JuliaGPU / KernelAbstractions.jl

Heterogeneous programming in Julia
MIT License
347 stars 62 forks source link

Dynamic parallelism #442

Open simone-silvestri opened 6 months ago

simone-silvestri commented 6 months ago

I am trying to set up a dynamic kernel wherein a KA kernel launches a CUDA kernel. The final objective would be to have dynamic parallelism using only kernel abstractions. This is a MWE showing the comparison between launching the parent kernel with CUDA or with KA

the child kernel

function child!(a)
    i = threadIdx().x
    @inbounds a[i] = i
    return nothing
end

CUDA implementation (runs)

function parent!(a)
    @cuda dynamic=true threads=10 blocks=1 child!(a)
    return nothing
end

a = CuArray(zeros(10))

kernel! = @cuda launch=false maxthreads=10 always_inline=true parent!(a)

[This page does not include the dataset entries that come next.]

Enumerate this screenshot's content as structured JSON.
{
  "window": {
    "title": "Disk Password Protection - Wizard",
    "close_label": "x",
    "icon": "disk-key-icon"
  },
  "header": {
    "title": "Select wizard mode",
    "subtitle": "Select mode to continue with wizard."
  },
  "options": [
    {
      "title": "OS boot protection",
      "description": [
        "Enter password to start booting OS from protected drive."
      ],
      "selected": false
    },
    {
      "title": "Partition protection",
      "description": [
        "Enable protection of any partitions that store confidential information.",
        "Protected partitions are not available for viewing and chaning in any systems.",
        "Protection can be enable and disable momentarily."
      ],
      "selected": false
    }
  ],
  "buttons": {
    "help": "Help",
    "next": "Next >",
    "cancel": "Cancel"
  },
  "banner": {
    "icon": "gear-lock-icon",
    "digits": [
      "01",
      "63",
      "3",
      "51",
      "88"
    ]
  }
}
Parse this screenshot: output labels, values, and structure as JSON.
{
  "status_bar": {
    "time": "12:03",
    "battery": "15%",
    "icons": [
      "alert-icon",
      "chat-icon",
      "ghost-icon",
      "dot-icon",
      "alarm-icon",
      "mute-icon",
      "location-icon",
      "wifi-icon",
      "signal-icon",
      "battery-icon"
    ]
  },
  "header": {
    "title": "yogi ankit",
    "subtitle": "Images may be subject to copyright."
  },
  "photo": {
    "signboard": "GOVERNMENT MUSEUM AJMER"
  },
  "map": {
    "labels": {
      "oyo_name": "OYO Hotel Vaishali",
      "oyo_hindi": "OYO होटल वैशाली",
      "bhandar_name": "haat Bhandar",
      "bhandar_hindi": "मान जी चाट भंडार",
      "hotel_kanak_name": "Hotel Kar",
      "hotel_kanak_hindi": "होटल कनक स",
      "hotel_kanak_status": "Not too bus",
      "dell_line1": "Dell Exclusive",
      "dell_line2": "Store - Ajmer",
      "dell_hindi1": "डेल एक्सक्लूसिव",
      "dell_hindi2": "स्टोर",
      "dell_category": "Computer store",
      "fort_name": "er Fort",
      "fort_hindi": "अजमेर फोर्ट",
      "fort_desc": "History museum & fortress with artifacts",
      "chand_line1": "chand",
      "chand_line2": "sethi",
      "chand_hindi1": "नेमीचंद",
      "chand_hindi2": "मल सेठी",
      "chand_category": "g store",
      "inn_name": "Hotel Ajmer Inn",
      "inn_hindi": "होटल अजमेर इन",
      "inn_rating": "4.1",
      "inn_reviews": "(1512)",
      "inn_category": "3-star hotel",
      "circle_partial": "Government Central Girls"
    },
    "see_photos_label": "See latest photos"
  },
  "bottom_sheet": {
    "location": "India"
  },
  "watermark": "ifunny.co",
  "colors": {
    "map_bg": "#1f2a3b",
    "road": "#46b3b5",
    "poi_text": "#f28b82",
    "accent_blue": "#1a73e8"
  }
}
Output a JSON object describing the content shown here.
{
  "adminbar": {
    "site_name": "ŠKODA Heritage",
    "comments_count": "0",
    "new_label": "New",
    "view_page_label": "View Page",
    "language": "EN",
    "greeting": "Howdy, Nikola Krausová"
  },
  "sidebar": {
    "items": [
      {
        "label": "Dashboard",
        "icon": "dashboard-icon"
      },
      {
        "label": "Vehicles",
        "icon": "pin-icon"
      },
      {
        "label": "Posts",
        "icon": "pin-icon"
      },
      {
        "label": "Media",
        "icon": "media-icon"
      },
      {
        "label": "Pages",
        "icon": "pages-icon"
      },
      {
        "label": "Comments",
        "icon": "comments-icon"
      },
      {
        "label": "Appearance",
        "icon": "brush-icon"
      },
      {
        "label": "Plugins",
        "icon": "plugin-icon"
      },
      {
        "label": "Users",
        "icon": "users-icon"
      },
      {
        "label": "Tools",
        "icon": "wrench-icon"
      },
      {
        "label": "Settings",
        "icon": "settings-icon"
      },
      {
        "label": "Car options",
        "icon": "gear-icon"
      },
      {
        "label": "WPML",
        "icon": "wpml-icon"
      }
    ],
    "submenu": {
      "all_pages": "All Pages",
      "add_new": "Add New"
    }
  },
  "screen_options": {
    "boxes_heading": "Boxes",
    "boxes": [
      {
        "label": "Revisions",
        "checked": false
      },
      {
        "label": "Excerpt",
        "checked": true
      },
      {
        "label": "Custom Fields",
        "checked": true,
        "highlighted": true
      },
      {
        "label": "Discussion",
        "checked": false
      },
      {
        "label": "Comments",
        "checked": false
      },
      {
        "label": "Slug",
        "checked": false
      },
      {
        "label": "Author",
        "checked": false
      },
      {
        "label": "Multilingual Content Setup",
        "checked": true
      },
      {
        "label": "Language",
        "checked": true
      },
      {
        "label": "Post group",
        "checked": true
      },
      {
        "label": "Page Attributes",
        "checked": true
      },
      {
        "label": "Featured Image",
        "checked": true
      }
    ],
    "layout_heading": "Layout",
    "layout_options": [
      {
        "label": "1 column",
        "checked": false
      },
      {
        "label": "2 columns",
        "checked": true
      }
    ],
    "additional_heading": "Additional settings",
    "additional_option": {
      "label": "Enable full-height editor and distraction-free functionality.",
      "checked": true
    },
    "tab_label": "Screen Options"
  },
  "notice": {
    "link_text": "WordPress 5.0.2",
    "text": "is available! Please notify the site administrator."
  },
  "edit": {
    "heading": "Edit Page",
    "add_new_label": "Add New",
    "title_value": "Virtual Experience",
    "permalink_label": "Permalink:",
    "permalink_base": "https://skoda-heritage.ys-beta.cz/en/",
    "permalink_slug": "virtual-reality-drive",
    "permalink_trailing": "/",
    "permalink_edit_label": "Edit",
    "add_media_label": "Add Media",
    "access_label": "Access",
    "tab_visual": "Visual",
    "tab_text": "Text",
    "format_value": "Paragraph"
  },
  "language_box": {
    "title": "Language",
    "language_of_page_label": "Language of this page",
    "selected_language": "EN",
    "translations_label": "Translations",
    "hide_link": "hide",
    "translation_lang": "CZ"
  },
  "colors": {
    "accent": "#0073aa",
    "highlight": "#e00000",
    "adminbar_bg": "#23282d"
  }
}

kernel!(a; threads=1, blocks=1)

KA implementation

@kernel function parent!(a)
    @cuda dynamic=true threads=10 blocks=1 children!(a)
end

a = CuArray(zeros(10))

kernel! = parent!(CUDA.CUDABackend(), 1, 1)

kernel!(a)

returns

JIT session error: Symbols not found: [ cudaGetErrorString ]
JIT session error: Failed to materialize symbols: { (JuliaOJIT, { julia_throw_device_cuerror_3299 }) }
JIT session error: Failed to materialize symbols: { (JuliaOJIT, { julia_#_#14_3295 }) }
JIT session error: Symbols not found: [ cudaGetErrorString ]
JIT session error: Failed to materialize symbols: { (JuliaOJIT, { julia_throw_device_cuerror_3306 }) }
ERROR: a CUDA error was thrown during kernel execution: invalid configuration argument (code 9, cudaErrorInvalidConfiguration)
ERROR: a exception was thrown during kernel execution.
Stacktrace:
 [1] throw_device_cuerror at /home/ssilvest/.julia/packages/CUDA/35NC6/src/device/intrinsics/dynamic_parallelism.jl:20
 [2] #launch#950 at /home/ssilvest/.julia/packages/CUDA/35NC6/src/device/intrinsics/dynamic_parallelism.jl:27
 [3] launch at /home/ssilvest/.julia/packages/CUDA/35NC6/src/device/intrinsics/dynamic_parallelism.jl:65
 [4] #868 at /home/ssilvest/.julia/packages/CUDA/35NC6/lib/cudadrv/execution.jl:136
 [5] macro expansion at /home/ssilvest/.julia/packages/CUDA/35NC6/lib/cudadrv/execution.jl:95
 [6] macro expansion at ./none:0
 [7] convert_arguments at ./none:0
 [8] #cudacall#867 at /home/ssilvest/.julia/packages/CUDA/35NC6/lib/cudadrv/execution.jl:135
 [9] cudacall at /home/ssilvest/.julia/packages/CUDA/35NC6/lib/cudadrv/execution.jl:134
 [10] macro expansion at /home/ssilvest/.julia/packages/CUDA/35NC6/src/compiler/execution.jl:219
 [11] macro expansion at ./none:0
 [12] #call#1045 at ./none:0
 [13] call at ./none:0
 [14] #_#1061 at /home/ssilvest/.julia/packages/CUDA/35NC6/src/compiler/execution.jl:371
 [15] DeviceKernel at /home/ssilvest/.julia/packages/CUDA/35NC6/src/compiler/execution.jl:371
 [16] macro expansion at /home/ssilvest/.julia/packages/CUDA/35NC6/src/compiler/execution.jl:88
 [17] macro expansion at /home/ssilvest/test.jl:46
 [18] gpu_parent! at /home/ssilvest/.julia/packages/KernelAbstractions/WoCk1/src/macros.jl:90
 [19] gpu_parent! at ./none:0

Is this expected? I guess it might be a problem of KA setting up maxthreads=1 in the kernel call

vchuravy commented 6 months ago

Slightly confusing, so not expected.

In my experience dynamic parallelism doesn't have the best performance and of course we will need to figure out what it means for at least one different backend.